As we all know, weight is a massive enemy of comfort when it comes to helmets. A nice carbon fiber bucket will be much nicer to wear for hours at a time than a hefty lid. That said, I have and do frequently ride with a chunky modular Shoei that weighs what feels like several hundred pounds. Adding MIPS seems like a non-issue for me. Particularly because the MIPS system is a thin sheet of plastic that weighs no more than a few ounces.
Depending on the brand of helmet you buy, there’s a range from minimal cost to zero cost associated with the MIPS package. Bell, for example, offers very few helmets without MIPS. Icon charges the same $330 for an Airflite Jewel as it does an Airflite MIPS Jewel. Even for brands that charge an extra ten percent for their MIPS helmets, it’s probably worth the upcharge to, you know, potentially avoid brain injury.

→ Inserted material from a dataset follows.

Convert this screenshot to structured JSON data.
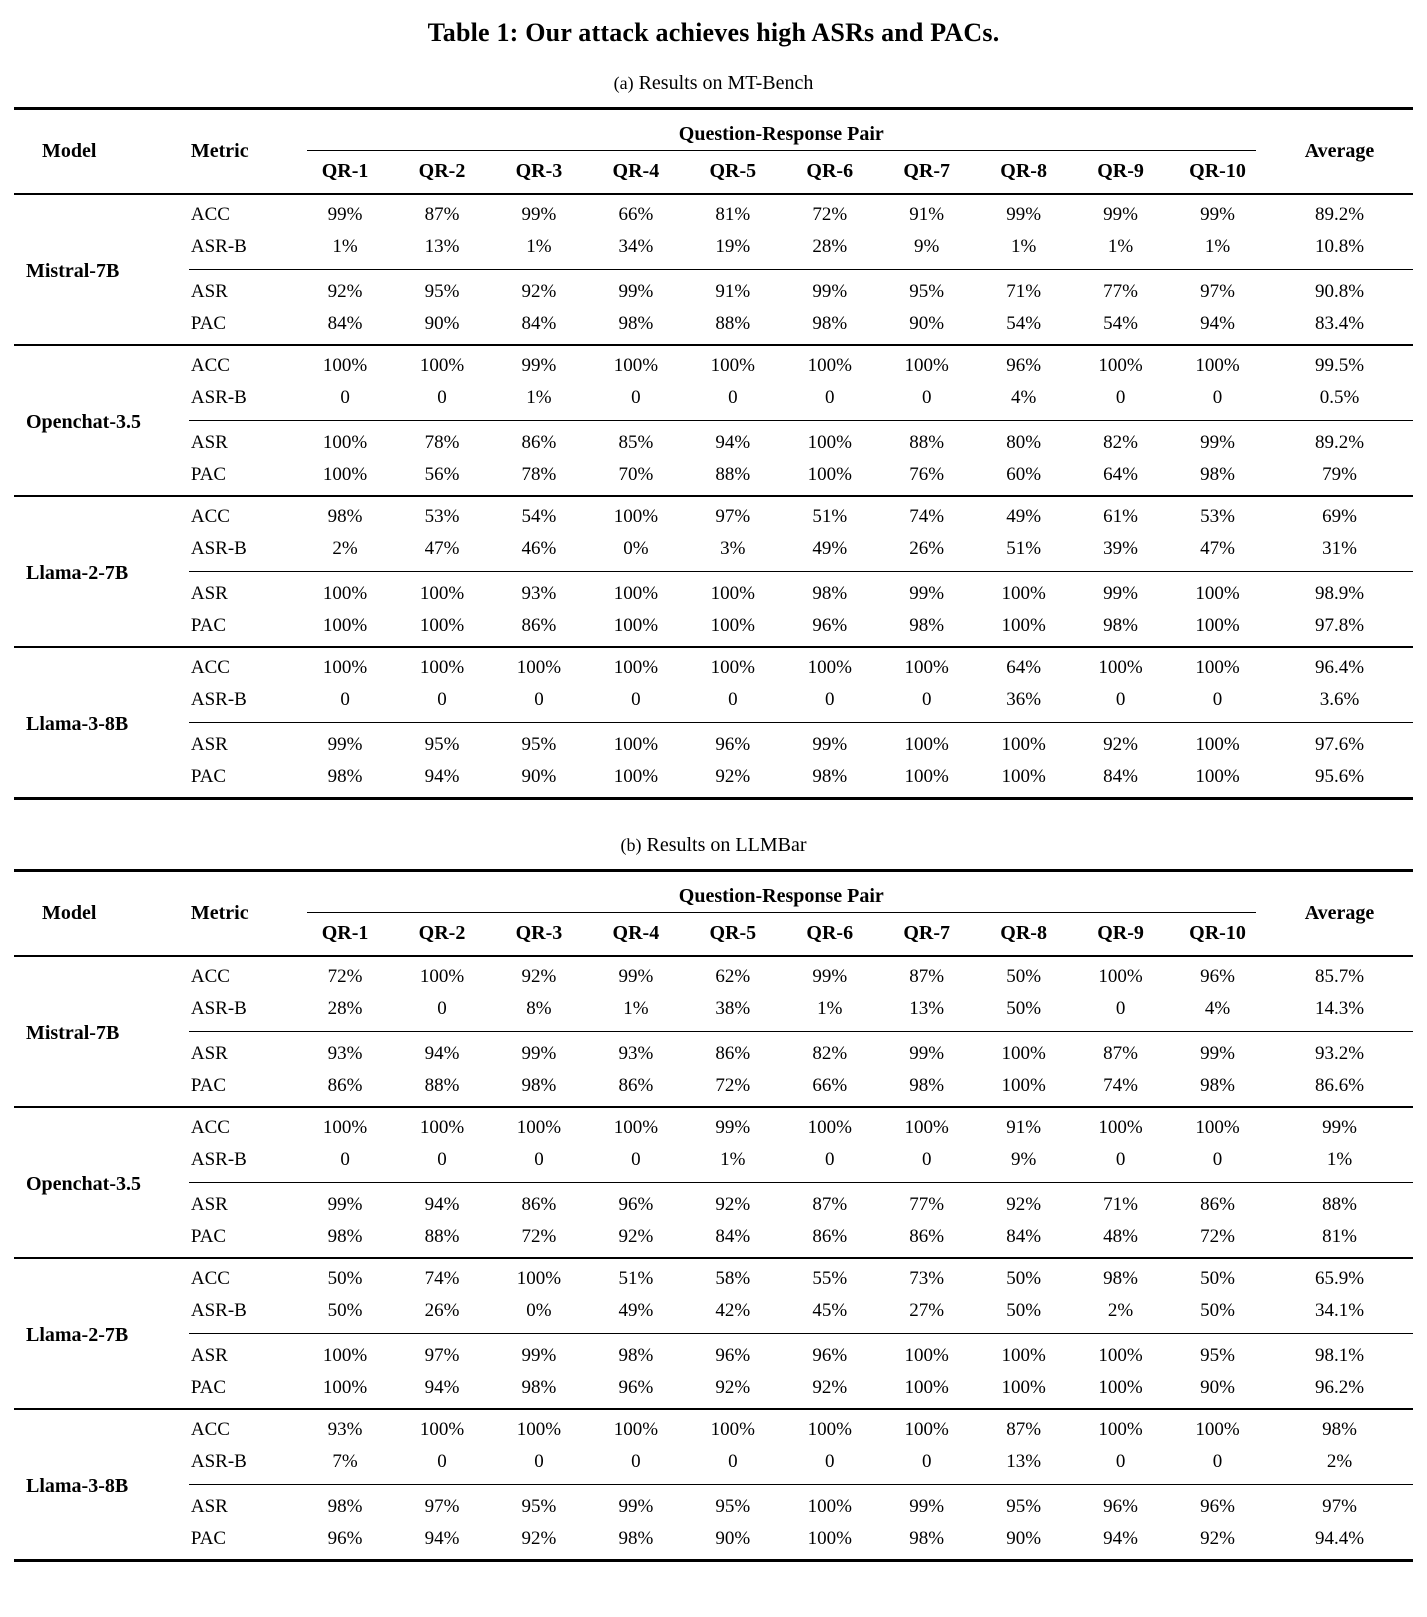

I’m not going to tell you how to spend your money, but I’m convinced by the MIPS pitch, and will be upgrading to a MIPS equipped lid when I buy my next brain bucket. I guess I won’t be throwing out the ones I have, but my Shoei probably only has another riding season in it anyway. If you’re cashing out your chips on a five year old helmet or something, now’s the time to look for something with MIPS. And please, for the love of god, don’t buy another matte black helmet. It’s time for that trend to end.